La muerte del cantante de música popular Yeison Jiménez, ocurrida el pasado 10 de enero en un trágico accidente aéreo en Paipa, Boyacá, continúa siendo un tema de sensibilidad nacional.
En una reciente emisión del programa Expediente final, transmitida el domingo 3 de mayo, se reconstruyeron los últimos momentos del artista y se ventilaron detalles desconocidos sobre la despedida multitudinaria en su honor el Movistar Arena de Bogotá.
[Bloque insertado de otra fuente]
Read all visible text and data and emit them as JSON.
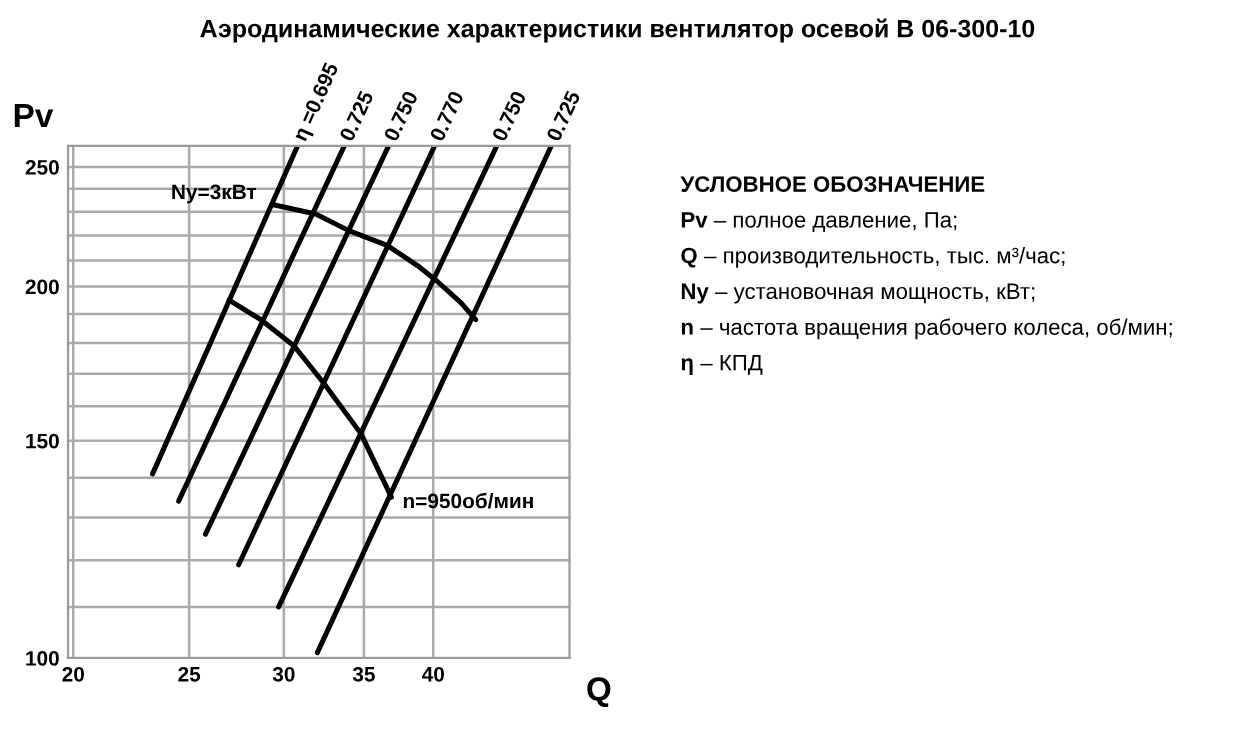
{
  "chart_data": {
    "type": "line",
    "title": "Аэродинамические характеристики вентилятор осевой В 06-300-10",
    "xlabel": "Q",
    "ylabel": "Pv",
    "log": "xy",
    "xlim": [
      19.8,
      52
    ],
    "ylim": [
      100,
      260
    ],
    "xticks": [
      20,
      25,
      30,
      35,
      40
    ],
    "yticks": [
      100,
      {
        "value": 110,
        "label": null
      },
      {
        "value": 120,
        "label": null
      },
      {
        "value": 130,
        "label": null
      },
      {
        "value": 140,
        "label": null
      },
      150,
      {
        "value": 160,
        "label": null
      },
      {
        "value": 170,
        "label": null
      },
      {
        "value": 180,
        "label": null
      },
      {
        "value": 190,
        "label": null
      },
      200,
      {
        "value": 210,
        "label": null
      },
      {
        "value": 220,
        "label": null
      },
      {
        "value": 230,
        "label": null
      },
      {
        "value": 240,
        "label": null
      },
      250
    ],
    "grid": true,
    "marker": "none",
    "line_style": "solid",
    "series": [
      {
        "name": "η =0.695",
        "color": "#000000",
        "x": [
          23.3,
          30.8
        ],
        "values": [
          141,
          260
        ]
      },
      {
        "name": "0.725",
        "color": "#000000",
        "x": [
          24.5,
          33.7
        ],
        "values": [
          134,
          260
        ]
      },
      {
        "name": "0.750",
        "color": "#000000",
        "x": [
          25.8,
          36.7
        ],
        "values": [
          126,
          260
        ]
      },
      {
        "name": "0.770",
        "color": "#000000",
        "x": [
          27.5,
          40.1
        ],
        "values": [
          119,
          260
        ]
      },
      {
        "name": "0.750",
        "color": "#000000",
        "x": [
          29.7,
          45.2
        ],
        "values": [
          110,
          260
        ]
      },
      {
        "name": "0.725",
        "color": "#000000",
        "x": [
          32.0,
          50.2
        ],
        "values": [
          101,
          260
        ]
      },
      {
        "name": "Ny=3кВт",
        "color": "#000000",
        "x": [
          43.4,
          42.2,
          40.3,
          38.8,
          36.6,
          34.0,
          31.9,
          29.4
        ],
        "values": [
          188,
          194,
          202,
          208,
          216,
          222,
          229,
          233
        ]
      },
      {
        "name": "n=950об/мин",
        "color": "#000000",
        "x": [
          27.0,
          28.7,
          30.6,
          32.4,
          34.8,
          36.9
        ],
        "values": [
          195,
          188,
          179,
          167,
          152,
          135
        ]
      }
    ],
    "annotations": [
      "УСЛОВНОЕ ОБОЗНАЧЕНИЕ",
      "Pv – полное давление, Па;",
      "Q – производительность, тыс. м³/час;",
      "Ny – установочная мощность, кВт;",
      "n – частота вращения рабочего колеса, об/мин;",
      "η – КПД"
    ]
  }
}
Uno de los puntos centrales del programa fue el relato de Sonia Restrepo, viuda del cantante, y de Lina Jiménez, hermana del artista, sobre lo ocurrido durante la ceremonia pública. Según sus testimonios, el fervor de los asistentes y de algunas personas que subieron a la tarima generó una situación que ellas calificaron como incómoda.
“Cuando se subieron, se me hizo incómodo. Movieron mucho los ataúdes, pero siento que de pronto se dejaron llevar por la emoción”, manifestaron durante el especial. Para algunos, se trató de una muestra genuina de cariño; para otros, fue un momento que rompió la solemnidad que exigía la despedida del artista.
En esa misma línea, Sonia Restrepo ofreció una reflexión que marcó el tono del análisis: “Dios sabe qué hay en el corazón de cada quien, quién actúa por amor, cariño o gratitud… y quién no”, dejando entrever que las intenciones pueden ser diversas, aunque las formas no siempre sean bien recibidas.
Por su parte, la madre del intérprete adoptó una postura más conciliadora, señalando que, aunque para algunos el acto careció de sentido, otros encontraron en él una forma legítima de procesar el duelo.
El programa también abordó la aparente distancia que algunos artistas del género han tomado tras el fallecimiento de Jiménez. Restrepo fue enfática al notar la ausencia de figuras cercanas en espacios de recogimiento: “Uno no los ve en una misa”, afirmó, sugiriendo un cambio en el círculo social del cantante tras su partida.
El homenaje, que fue de entrada libre, desbordó la capacidad del Movistar Arena. De acuerdo con la información recopilada por el programa, el exceso de aforo provocó enfrentamientos en los alrededores del recinto, donde las autoridades debieron intervenir con gases y chorros de agua.
Asimismo, muchos recordaron la tensión vivida con el artista Luis Alberto Posada, quién expresó públicamente su molestia con la producción técnica, tildándolos de “groseros” por no permitirle extenderse en su homenaje.
El especial de Expediente final recordó que el siniestro en Paipa no solo cobró la vida de Jiménez, sino la de cinco integrantes de su equipo: el piloto Hernando Torres, su mánager Óscar Marín, el fotógrafo Wisman Mora, el productor Juan Manuel Rodríguez y Jefferson Osorio.
Además de la reconstrucción del accidente, el programa reveló la resiliencia del artista frente a la crisis económica que enfrentó durante la pandemia, lo que lo obligó a iniciar procesos judiciales para proteger su patrimonio.
Sonia Restrepo compartió que, antes de su muerte, Jiménez tenía la mirada puesta en la internacionalización definitiva, con planes concretos para expandir su carrera en los mercados de México y Estados Unidos.